Bütün bu yenilgilere rağmen Barzanilerin bugüne kadar var olmalarının nedeni emperyalizmin bölgemize ilişkin plânları ve hedefleridir. Etnik ve dini temelli hareketlerin hepsi, son elli yılda, ABD emperyalizminin bölgedeki faaliyetlerinin bir parçası olarak var oldular.
Öte yandan Barzanilerin 70 yıldır yaşadığı trajedi, çağımızın çok önemli bir yasasını tekrar tekrar kanıtlamıştır.
20. yüzyılda sömürgeciliğe karşı mücadele sonucunda tarih sahnesine çıkmış olan ulusal devletlerde etnik temelli milliyetçi hareketler, kaçınılmaz olarak emperyalist devletlere veya yabancı bir güce dayanmak zorundadırlar.
Yabancı gücün silahıyla devlet sahibi olmak isteyenlerde, tarihsel anlamıyla “Vatan” kavramı ve “vatan için ölmek” söz konusu değildir.
Dünya halklarının baş düşmanı bir gücün silahı ve parasına güvenerek hedefine ulaşmaya çalışanlarda ise; halk için, vatan için canını feda etme bilinci ve duygusu hiç olmaz.

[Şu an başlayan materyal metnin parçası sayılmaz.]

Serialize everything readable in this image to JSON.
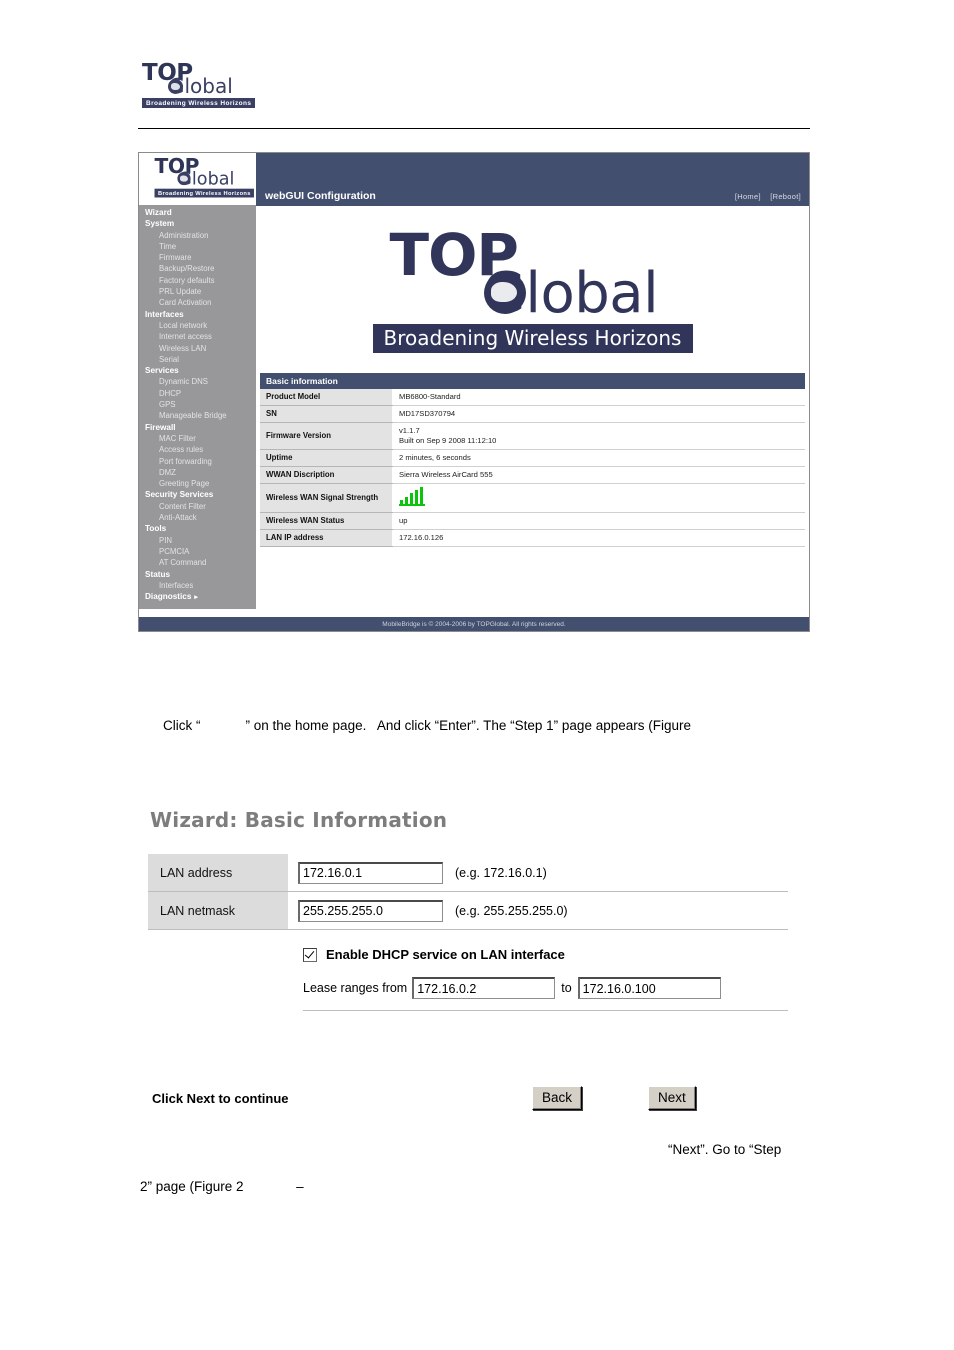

Çağımız, her etnik topluluğun kendi küçük devletini kurduğu çağ değildir. Tam tersine ulusal devletlerin birleşerek bölgesel birlikler oluşturduğu bir tarihi dönemdeyiz. Barzaniler, bu tarihi gelişmeye karşı durdukları için kaybetmektedirler.
Batı Asya Birliği artık tarih sahnesine çıkmaktadır. Sadece bölgemizin değil, dünyanın kaderini değiştirecek olan bu süreç, önüne çıkan bütün engelleri silip süpürerek ilerlemektedir.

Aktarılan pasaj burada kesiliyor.